When we speak about the weather in french, we speak about sadness, & beauty. When it rains really hard we say "it's raining cords" and yes, it's that today.
It's a perfect day to post the first step of the showstudio http://www.showstudio.com/ pattern project.
I found the pattern project resource in this book and I love this photo. It was what drew me in. There is something so exciting for me about a mannequin with the ribbons draped in a design of some sort, or to delineate the quadrants of fitting structure we use when draping toile. This photo is the cover of the french version of "Fashion Design" by Sue Jenkyns Jones, that I spoke about two posts ago. "Form Shape Possibility"
This second photo is so very beautiful. The ribbons design a bustier, perhaps a wedding gown.
It is really important to note that the shape of the mannequin is how the garment will be shaped when the garment is made. The distance between the bust and waist is longer that normal, and really curved in at the waist which is where the support comes from, and the bust is a balcony form. This is how your body will look in this garment when the garment is finished. If you have ever had a true french "balconette" bra , you know exactly what I mean. I have one and I am always amazed at how great it makes me look. A friend of mine tried it on & she's much smaller in size than I. She swore it took skin from every part of her torso and placed it elegantly in the cups.
Showstudio pattern project, Yamamoto mystery garment!
The Showstudio website set up a sort of garment construction challenge for internauts to participate in. The participants were asked to submit photos of the garment they made from the pattern download, and they would be posted on the site. This challenge was created on their site a couple of years ago. I chose the Yoji Yamamoto, as he is one of my all time heroes.

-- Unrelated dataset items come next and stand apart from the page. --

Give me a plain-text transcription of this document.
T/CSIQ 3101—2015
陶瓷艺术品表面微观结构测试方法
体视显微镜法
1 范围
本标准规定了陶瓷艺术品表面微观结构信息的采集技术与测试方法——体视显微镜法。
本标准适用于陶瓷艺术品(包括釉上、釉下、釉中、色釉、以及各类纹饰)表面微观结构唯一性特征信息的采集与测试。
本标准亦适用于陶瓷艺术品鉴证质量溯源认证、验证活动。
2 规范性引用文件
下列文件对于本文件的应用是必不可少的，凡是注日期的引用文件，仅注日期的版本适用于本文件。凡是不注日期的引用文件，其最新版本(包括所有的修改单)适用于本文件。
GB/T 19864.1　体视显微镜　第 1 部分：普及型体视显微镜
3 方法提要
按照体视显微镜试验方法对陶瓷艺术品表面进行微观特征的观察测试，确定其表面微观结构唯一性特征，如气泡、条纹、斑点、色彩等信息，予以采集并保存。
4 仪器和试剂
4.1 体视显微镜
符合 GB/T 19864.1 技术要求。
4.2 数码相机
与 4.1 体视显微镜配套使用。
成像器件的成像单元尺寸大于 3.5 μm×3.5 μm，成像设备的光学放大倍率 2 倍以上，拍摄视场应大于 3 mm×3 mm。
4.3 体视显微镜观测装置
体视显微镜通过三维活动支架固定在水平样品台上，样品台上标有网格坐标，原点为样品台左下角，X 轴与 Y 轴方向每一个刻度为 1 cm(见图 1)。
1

They announced that it was a mystery garment as there was no photo of the finished garment to view in the beginning. A true challenge for everyone. There are 2 main pattern pieces, but in the form of tons of letter sized sheets of paper to connect.

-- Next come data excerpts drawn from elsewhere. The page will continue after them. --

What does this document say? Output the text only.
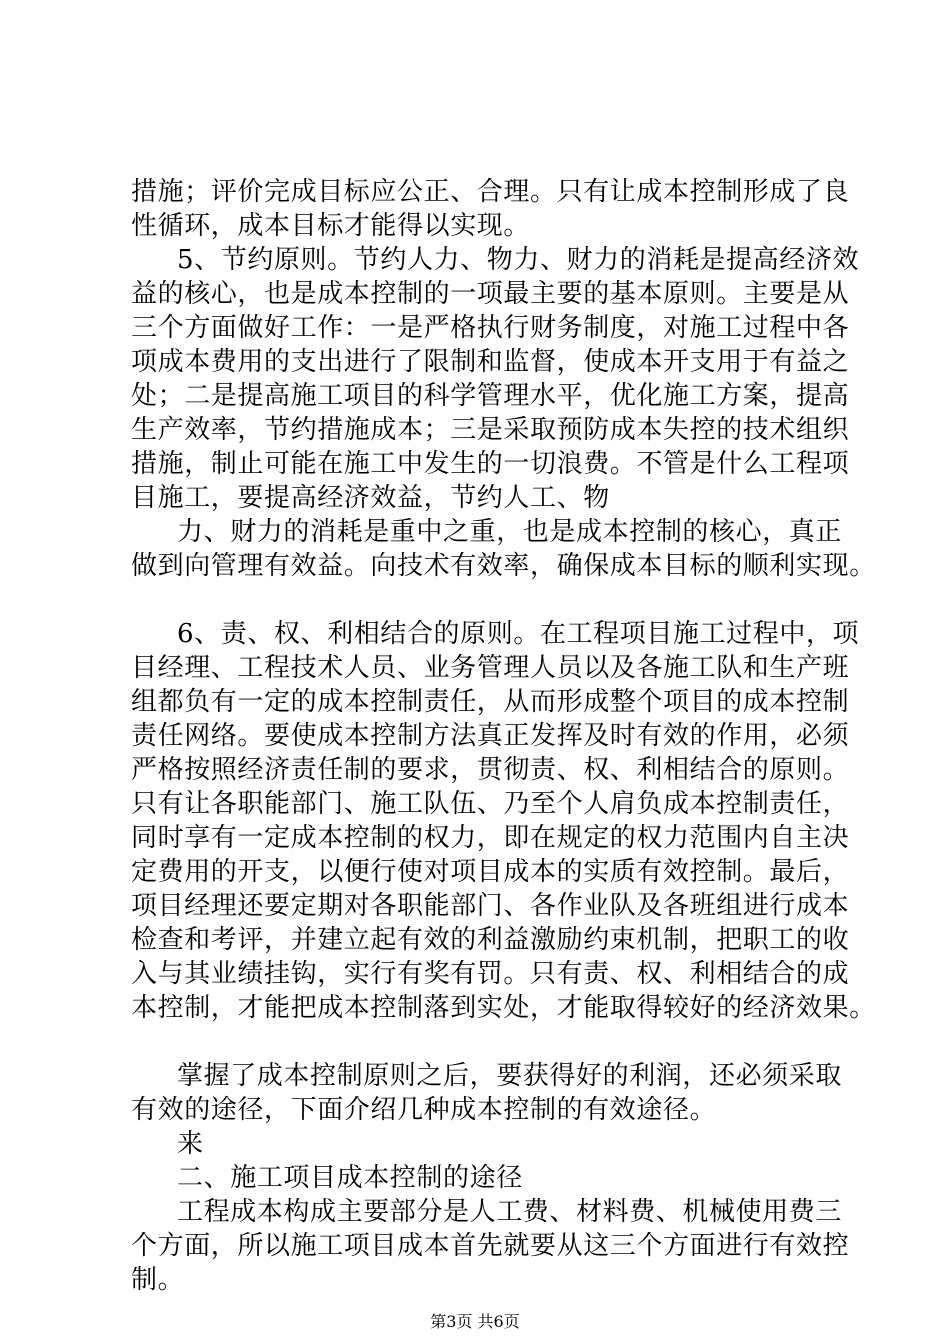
措施；评价完成目标应公正、合理。只有让成本控制形成了良
性循环，成本目标才能得以实现。
5、节约原则。节约人力、物力、财力的消耗是提高经济效
益的核心，也是成本控制的一项最主要的基本原则。主要是从
三个方面做好工作：一是严格执行财务制度，对施工过程中各
项成本费用的支出进行了限制和监督，使成本开支用于有益之
处；二是提高施工项目的科学管理水平，优化施工方案，提高
生产效率，节约措施成本；三是采取预防成本失控的技术组织
措施，制止可能在施工中发生的一切浪费。不管是什么工程项
目施工，要提高经济效益，节约人工、物
力、财力的消耗是重中之重，也是成本控制的核心，真正
做到向管理有效益。向技术有效率，确保成本目标的顺利实现。
6、责、权、利相结合的原则。在工程项目施工过程中，项
目经理、工程技术人员、业务管理人员以及各施工队和生产班
组都负有一定的成本控制责任，从而形成整个项目的成本控制
责任网络。要使成本控制方法真正发挥及时有效的作用，必须
严格按照经济责任制的要求，贯彻责、权、利相结合的原则。
只有让各职能部门、施工队伍、乃至个人肩负成本控制责任，
同时享有一定成本控制的权力，即在规定的权力范围内自主决
定费用的开支，以便行使对项目成本的实质有效控制。最后，
项目经理还要定期对各职能部门、各作业队及各班组进行成本
检查和考评，并建立起有效的利益激励约束机制，把职工的收
入与其业绩挂钩，实行有奖有罚。只有责、权、利相结合的成
本控制，才能把成本控制落到实处，才能取得较好的经济效果。
掌握了成本控制原则之后，要获得好的利润，还必须采取
有效的途径，下面介绍几种成本控制的有效途径。
来
二、施工项目成本控制的途径
工程成本构成主要部分是人工费、材料费、机械使用费三
个方面，所以施工项目成本首先就要从这三个方面进行有效控
制。
第3页 共6页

NB To start, I'd like to say that this is an industrial pattern. There aren't drawings for construction techniques, and there are only minimal indications for how much seam allowance, topstitching, snap placement, and hem depth. I will show you by my process how I figured this out to the best of my ability.
After printing here is how I assessed and began the project:
This photo is a general scheme of one of the two pattern pieces with clear but minimal construction directions printed where necessary.
This is the second general scheme again with minimal directions printed where necessary.
These two above sheets show the two finished pattern pieces used to cut the garment.
These pieces which are laid out end to end comprise the first part of the second pattern piece as printed from my home printer and the first step in connecting the pieces from that downloaded pattern.
I had to do this on my kitchen floor as it's the longest portion of flat space I have in my very charming, very tiny Paris apartment.
This is a close up of a few of the pieces. It's clear where one must connect them by the little crosses at each corner. I folded the top edge of each piece and overlaid them one by one. I then used a very long pattern makers ruler, or yardstick if that's what you have. I laid that along the straight edge opposite of the curvy lines. The straight edge is where other pattern pieces must be attached, so this line must be clean and perfectly straight. This particular step and the following few will be next weeks' post.
Click on any of the photos to get a full screen view. If you can do that you will also see that I'm still working on the teeny weeny details of the kitchen redo, i.e. baseboards!
This project is a commitment and will take perhaps several weeks. I'm excited about it and hope you are too.